А в это время экономика задыхалась от недостатка оборотных средств. На 1 января 1901 года денежных знаков в России было всего по 37 франков (в пересчёте с рубля) на каждого жителя. В том же году в остальных государствах денежных знаков на каждого жителя приходилось (в пересчете на франки):
в Австрии — 50 франков
в Италии — 51 франк
в Германии — 112 франков
в США — 115 франков
в Англии — 136 франков
во Франции — 218 франков
Простое население России, включая мелких чиновников и младших офицеров отнюдь не жировало и накоплений не делало. На одного жителя приходилось 9 руб. 84 коп. вкладов, а во Франции (в пересчете) 45 руб., в Австрии 67 руб., в Германии 87 руб., в Дании 158 руб.
Просто рядом с этим очень небогатым населением существовала группа жирных котов, которые держали в своих руках три четверти всей денежной массы, вкладывая в экономику хорошо если десятую часть, да и то только в те отрасли, которые сулили быструю и главное — максимальную прибыль. В 1900 году их доход, полученный от биржевых сделок превысил доходы от производства товаров. И это на фоне катящегося по России кризиса, в ходе которого до 1903 года закроется больше 3 000 предприятий и армия безработных станет главной мобилизационной силой для революции 1905 года. Но «котов» ни разу не волновали долгосрочные интересы империи, дисбалансы в экономике, транспортная и климатическая ловушки, рушащееся под тяжестью долгов сельское хозяйство и катастрофическое положение с промышленностью, вследствие чего Россия вынуждена была импортировать даже такую мелочь, как спички.

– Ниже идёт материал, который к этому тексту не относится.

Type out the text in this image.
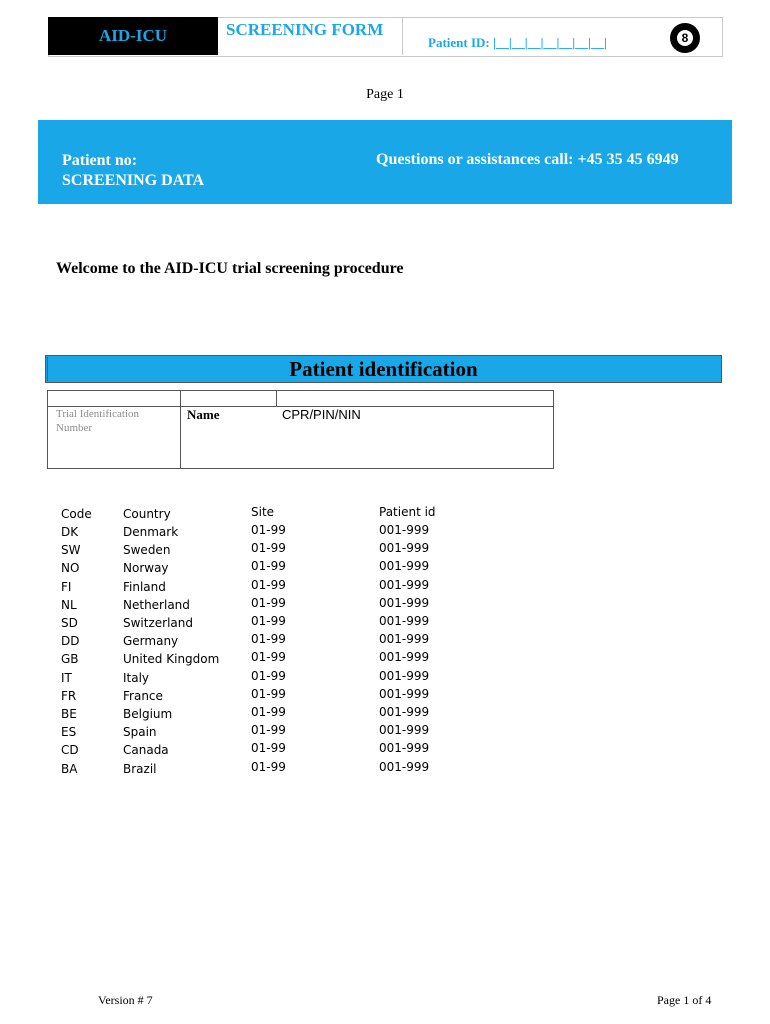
AID-ICU	SCREENING FORM
Patient ID: |__|__|__|__|__|__|__|	8
Page 1
Patient no:
SCREENING DATA
Questions or assistances call: +45 35 45 6949
Welcome to the AID-ICU trial screening procedure
Patient identification
Trial Identification Number
Name	CPR/PIN/NIN
Code	Country	Site	Patient id
DK	Denmark	01-99	001-999
SW	Sweden	01-99	001-999
NO	Norway	01-99	001-999
FI	Finland	01-99	001-999
NL	Netherland	01-99	001-999
SD	Switzerland	01-99	001-999
DD	Germany	01-99	001-999
GB	United Kingdom	01-99	001-999
IT	Italy	01-99	001-999
FR	France	01-99	001-999
BE	Belgium	01-99	001-999
ES	Spain	01-99	001-999
CD	Canada	01-99	001-999
BA	Brazil	01-99	001-999
Version # 7	Page 1 of 4
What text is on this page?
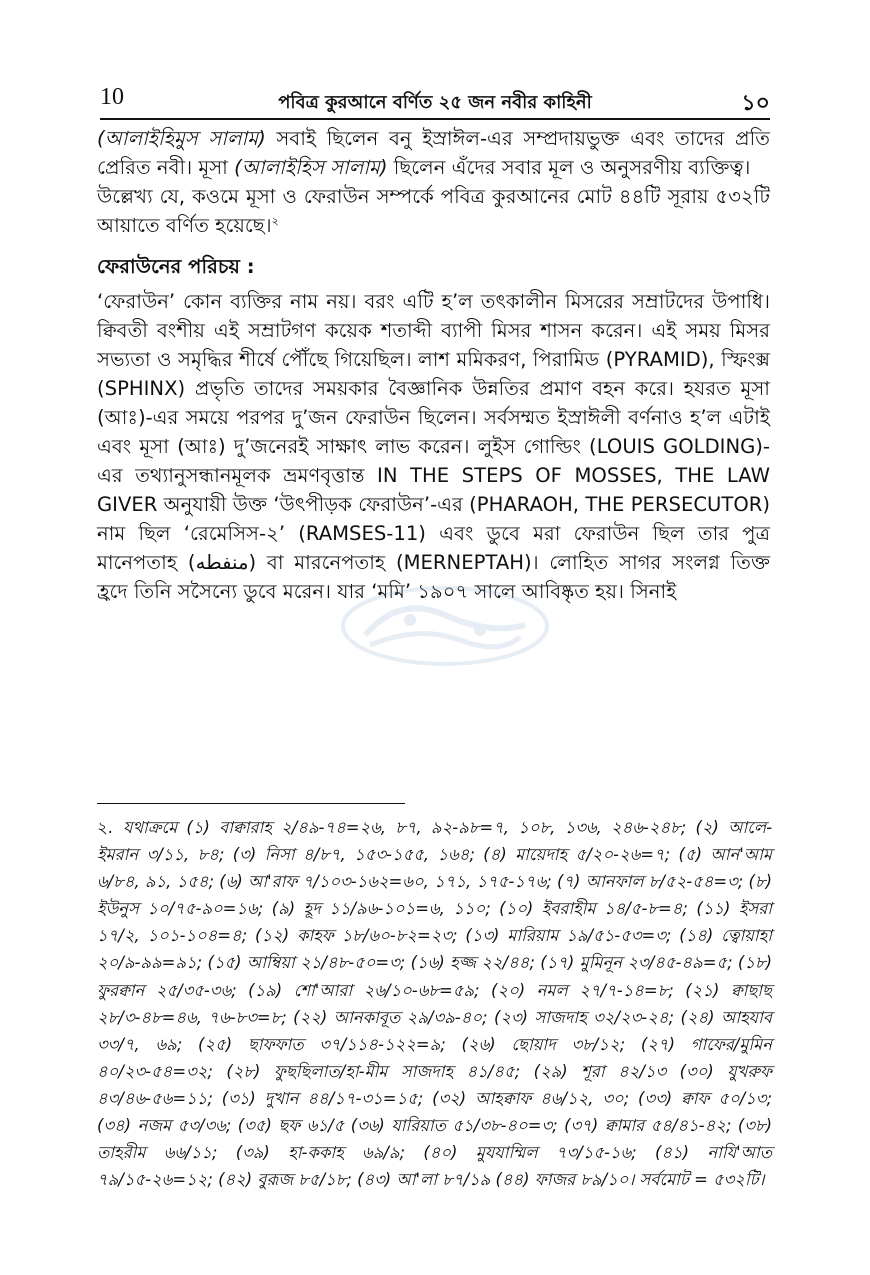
10	পবিত্র কুরআনে বর্ণিত ২৫ জন নবীর কাহিনী	১০

(আলাইহিমুস সালাম) সবাই ছিলেন বনু ইস্রাঈল-এর সম্প্রদায়ভুক্ত এবং তাদের প্রতি প্রেরিত নবী। মূসা (আলাইহিস সালাম) ছিলেন এঁদের সবার মূল ও অনুসরণীয় ব্যক্তিত্ব।

উল্লেখ্য যে, কওমে মূসা ও ফেরাউন সম্পর্কে পবিত্র কুরআনের মোট ৪৪টি সূরায় ৫৩২টি আয়াতে বর্ণিত হয়েছে।$^২$

ফেরাউনের পরিচয় :

‘ফেরাউন’ কোন ব্যক্তির নাম নয়। বরং এটি হ’ল তৎকালীন মিসরের সম্রাটদের উপাধি। ক্বিবতী বংশীয় এই সম্রাটগণ কয়েক শতাব্দী ব্যাপী মিসর শাসন করেন। এই সময় মিসর সভ্যতা ও সমৃদ্ধির শীর্ষে পৌঁছে গিয়েছিল। লাশ মমিকরণ, পিরামিড (PYRAMID), স্ফিংক্স (SPHINX) প্রভৃতি তাদের সময়কার বৈজ্ঞানিক উন্নতির প্রমাণ বহন করে। হযরত মূসা (আঃ)-এর সময়ে পরপর দু’জন ফেরাউন ছিলেন। সর্বসম্মত ইস্রাঈলী বর্ণনাও হ’ল এটাই এবং মূসা (আঃ) দু’জনেরই সাক্ষাৎ লাভ করেন। লুইস গোল্ডিং (LOUIS GOLDING)-এর তথ্যানুসন্ধানমূলক ভ্রমণবৃত্তান্ত IN THE STEPS OF MOSSES, THE LAW GIVER অনুযায়ী উক্ত ‘উৎপীড়ক ফেরাউন’-এর (PHARAOH, THE PERSECUTOR) নাম ছিল ‘রেমেসিস-২’ (RAMSES-11) এবং ডুবে মরা ফেরাউন ছিল তার পুত্র মানেপতাহ (منفطه) বা মারনেপতাহ (MERNEPTAH)। লোহিত সাগর সংলগ্ন তিক্ত হ্রদে তিনি সসৈন্যে ডুবে মরেন। যার ‘মমি’ ১৯০৭ সালে আবিষ্কৃত হয়। সিনাই

২. যথাক্রমে (১) বাক্বারাহ ২/৪৯-৭৪=২৬, ৮৭, ৯২-৯৮=৭, ১০৮, ১৩৬, ২৪৬-২৪৮; (২) আলে-ইমরান ৩/১১, ৮৪; (৩) নিসা ৪/৮৭, ১৫৩-১৫৫, ১৬৪; (৪) মায়েদাহ ৫/২০-২৬=৭; (৫) আন'আম ৬/৮৪, ৯১, ১৫৪; (৬) আ'রাফ ৭/১০৩-১৬২=৬০, ১৭১, ১৭৫-১৭৬; (৭) আনফাল ৮/৫২-৫৪=৩; (৮) ইউনুস ১০/৭৫-৯০=১৬; (৯) হূদ ১১/৯৬-১০১=৬, ১১০; (১০) ইবরাহীম ১৪/৫-৮=৪; (১১) ইসরা ১৭/২, ১০১-১০৪=৪; (১২) কাহফ ১৮/৬০-৮২=২৩; (১৩) মারিয়াম ১৯/৫১-৫৩=৩; (১৪) ত্বোয়াহা ২০/৯-৯৯=৯১; (১৫) আম্বিয়া ২১/৪৮-৫০=৩; (১৬) হজ্জ ২২/৪৪; (১৭) মুমিনূন ২৩/৪৫-৪৯=৫; (১৮) ফুরক্বান ২৫/৩৫-৩৬; (১৯) শো'আরা ২৬/১০-৬৮=৫৯; (২০) নমল ২৭/৭-১৪=৮; (২১) ক্বাছাছ ২৮/৩-৪৮=৪৬, ৭৬-৮৩=৮; (২২) আনকাবূত ২৯/৩৯-৪০; (২৩) সাজদাহ ৩২/২৩-২৪; (২৪) আহযাব ৩৩/৭, ৬৯; (২৫) ছাফফাত ৩৭/১১৪-১২২=৯; (২৬) ছোয়াদ ৩৮/১২; (২৭) গাফের/মুমিন ৪০/২৩-৫৪=৩২; (২৮) ফুছছিলাত/হা-মীম সাজদাহ ৪১/৪৫; (২৯) শূরা ৪২/১৩ (৩০) যুখরুফ ৪৩/৪৬-৫৬=১১; (৩১) দুখান ৪৪/১৭-৩১=১৫; (৩২) আহক্বাফ ৪৬/১২, ৩০; (৩৩) ক্বাফ ৫০/১৩; (৩৪) নজম ৫৩/৩৬; (৩৫) ছফ ৬১/৫ (৩৬) যারিয়াত ৫১/৩৮-৪০=৩; (৩৭) ক্বামার ৫৪/৪১-৪২; (৩৮) তাহরীম ৬৬/১১; (৩৯) হা-ককাহ ৬৯/৯; (৪০) মুযযাম্মিল ৭৩/১৫-১৬; (৪১) নাযি'আত ৭৯/১৫-২৬=১২; (৪২) বুরূজ ৮৫/১৮; (৪৩) আ'লা ৮৭/১৯ (৪৪) ফাজর ৮৯/১০। সর্বমোট = ৫৩২টি।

Министр внутренних дел Н. П. Игнатьев ещё в 1881 г. следующим образом характеризовал экономическое положение страны: «Промышленность находится в плачевном состоянии, ремесленные знания не совершенствуются, фабричное дело поставлено в неправильные условия и много страдает от господства теории свободной торговли и случайного покровительства отдельных предприятий».
Задача стоит нетривиальная — изъять у жирных котов омертвлённый капитал и вложить в промышленность, причем сделать это надо так, чтобы они не успели встревожиться и перепрятать. Будут сопротивляться — оторвать вместе с руками! Иначе шанса у России в предстоящей битве за выживание нет ни одного. ХХ век. В Европе начинается гонка моторов и на крестьянской худой лошадёнке её точно не выиграешь.